In particular, subjects with an RQ higher than 0,90 (IV RQ quartile) had an high prevalence of hypertension (47%) unless their metabolic risk profile was similar to that of the other quartiles (i.e. 40% male, mean age ~ 53 ys and mean BMI ~ 32 Kg/m²; tab 3).

This is a novel finding, never investigated to date and very intriguing. It is well known that RQ is associated with a high rate of subsequent weight gain [2, 17]. Indeed the obesity rarely exists as an isolated condition, but it is frequently associated with hypertension [18]. Therefore one possible explanation of the link between the high RQ and hypertension may be a high BMI among the subjects with high RQ, [2, 19], but in our study the similar BMI among quartiles would reject this explanation. Thus, we infer the presence of other mechanisms like the activation of the Renin Angiotensin System (RAS)[19‐27], that results to be associated to the mechanisms of lipid oxidation. Several experiments on mice lacking the Angiotensin II receptor showed, in fact, an increase in the fat utilization and a parallel reduction of the fat mass [28], corroborating the association between hypertension and the index of low fat utilization in our investigation. In addition, a study has shown that in mice with myocardial hypertrophy, the genes associated with the transport and breaking down of the fatty acids are less active than in normal mice [29]. Thus, it is possible to theorize that the failure in the fat utilization may be a predictor of the development of CVDs in individuals with hypertension [29].

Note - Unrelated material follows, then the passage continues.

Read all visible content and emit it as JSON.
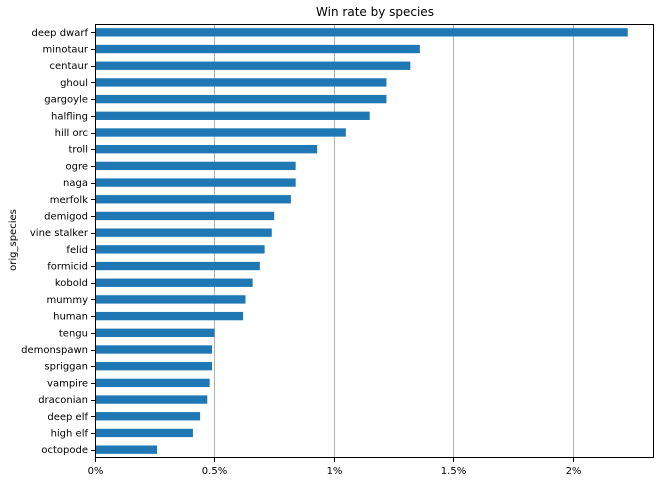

It is well accepted that the cardiovascular risk factors are excellent predictors of the CVDs and that their presence may lead to the abnormalities in the structure and function of the cardiovascular system, by a number of complex mechanisms [11, 30‐34].

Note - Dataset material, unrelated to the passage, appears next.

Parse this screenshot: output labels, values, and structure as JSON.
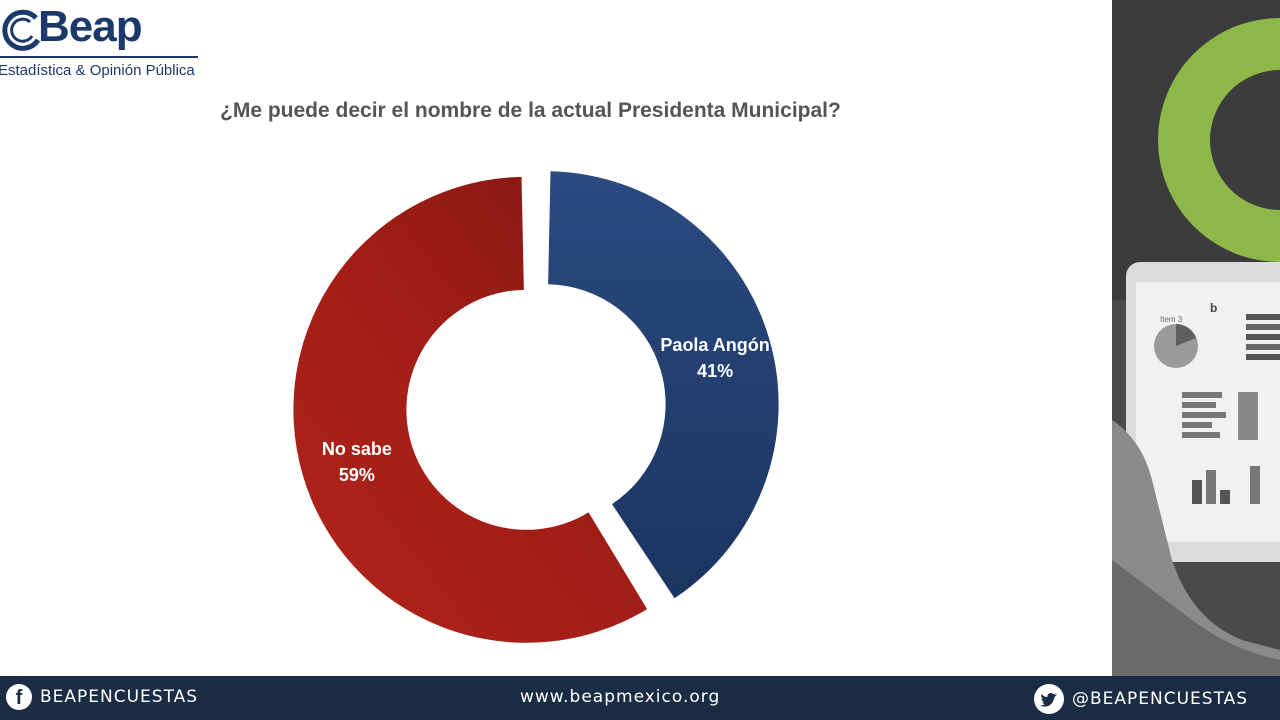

We believe that, if confirmed by further investigations, also high RQ may have a role in the clinical practice because it has the potential to identify the effect of the modification in the nutrients utilization on the vascular system. Understanding this concept may give a new view on the mechanisms of the organ damage and their prevention and treatment. Consequently, the RQ measurement may contribute to important changes in the prediction of cardiovascular disease. RQ evaluation probably may identify the individuals needing special therapeutic strategies, like individuals with hypertension. However, because our findings were obtained from cross-sectional data, this hypothetical clinical impact can be emphasized but it is not definitely proved. The RQ measurement offers the potential of a fast analyses using a low cost instrument that is easy to use after a short period of training. However, due to the complexity of the various ways in which different diet may be metabolized, actually there is the need to perform the experiments in the same controlled conditions in all individuals (for example, the same diet).